The Right To Sanitation

–The lack of basic sanitation is a hidden problem–It’s hard to talk about certain things, but not talking make them worse. It’s true for certain feelings, certain problems and in this case, open defecation. The World Water Forum is meeting In Istanbul and several have already mentioned how not talking about this basic sanitation problem is costing lives since it literally is an open invitation to many diseases. One in five people in the world does not have access to what it would take for them not to be forced into open defecation. The problem would be so easily preventable when one considers that for each dollar spent in installing basic sanitation $9 would be saved on health costs, lost wages and sicknesses. In some areas women have to wake up before dawn and defecate under the darkness of open fields making themselves targets for rape and other attacks. In densely populated areas people defecate in plastic bags which are thrown into rivers and other places where pollution accumulates. The underlying problem is poor water or no access to water at all.
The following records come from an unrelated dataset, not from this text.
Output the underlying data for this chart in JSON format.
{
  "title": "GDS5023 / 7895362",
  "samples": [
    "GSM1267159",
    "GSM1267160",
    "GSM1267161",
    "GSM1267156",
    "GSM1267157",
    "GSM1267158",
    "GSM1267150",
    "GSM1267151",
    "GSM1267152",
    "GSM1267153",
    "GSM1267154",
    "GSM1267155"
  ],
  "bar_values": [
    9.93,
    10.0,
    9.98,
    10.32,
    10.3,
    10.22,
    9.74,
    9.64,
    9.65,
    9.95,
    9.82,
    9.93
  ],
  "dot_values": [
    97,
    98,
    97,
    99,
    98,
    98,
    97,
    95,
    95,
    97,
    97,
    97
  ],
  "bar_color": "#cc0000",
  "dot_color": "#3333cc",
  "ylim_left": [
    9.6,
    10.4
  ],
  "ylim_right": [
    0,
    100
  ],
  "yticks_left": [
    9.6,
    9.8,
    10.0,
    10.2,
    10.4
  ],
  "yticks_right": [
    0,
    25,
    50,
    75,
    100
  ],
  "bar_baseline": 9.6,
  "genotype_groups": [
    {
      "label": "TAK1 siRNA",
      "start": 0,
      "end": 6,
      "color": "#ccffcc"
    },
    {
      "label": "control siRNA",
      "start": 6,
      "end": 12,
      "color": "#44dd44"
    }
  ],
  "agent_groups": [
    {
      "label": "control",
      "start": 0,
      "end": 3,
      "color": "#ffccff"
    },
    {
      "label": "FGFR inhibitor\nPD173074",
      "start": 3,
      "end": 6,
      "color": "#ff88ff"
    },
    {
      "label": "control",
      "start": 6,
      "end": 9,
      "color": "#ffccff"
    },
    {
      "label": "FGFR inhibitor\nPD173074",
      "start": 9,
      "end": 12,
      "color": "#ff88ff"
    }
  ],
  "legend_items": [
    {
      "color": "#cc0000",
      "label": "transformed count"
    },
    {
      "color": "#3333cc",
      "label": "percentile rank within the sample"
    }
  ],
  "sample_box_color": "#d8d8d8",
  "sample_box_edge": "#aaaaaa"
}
In 2002 the number of deaths attributed to poor water, sanitation and hygiene was over 3.5 million. Over 94% of diarrhea cases which kills more than 1.4 million children a year would be preventable if basic sanitation existed.
We can put our bathrooms on our list of what to be grateful for, but we must do more than that, we must educate ourselves so that we can educate others that this problem be no longer hidden. Even more crucial, we must join those who call for water—and sanitation—to be declared a basic human right.

A Misplaced Priority?

–The slow food movement may be popular in some social circles but how can it help world hunger?–I read how the global economic crisis is threatening hunger in several countries. I hear about the President of Sudan trying to expel international aid workers and the consequences for the already destitute and abused in Darfur. I see a documentary on a Cambodian mother teaching her daughter how to retrieve red ants from a bush so that what will be their only source of protein can be mixed into their noodle soup dinner. And then I come upon a TV segment on Alice Waters and her slow food movement. Is she as disconnected from world realities as she seems to me to be? Or, is it I who misses something? Good food, she says, should be a right. Amen! But how is slow food going to feed the hungry, help the half of the world’s population (yes, half) who are either hungry or malnourished? It may be that whatever its merits—and they do exist—the slow food movement is—for some at least—a misplaced priority.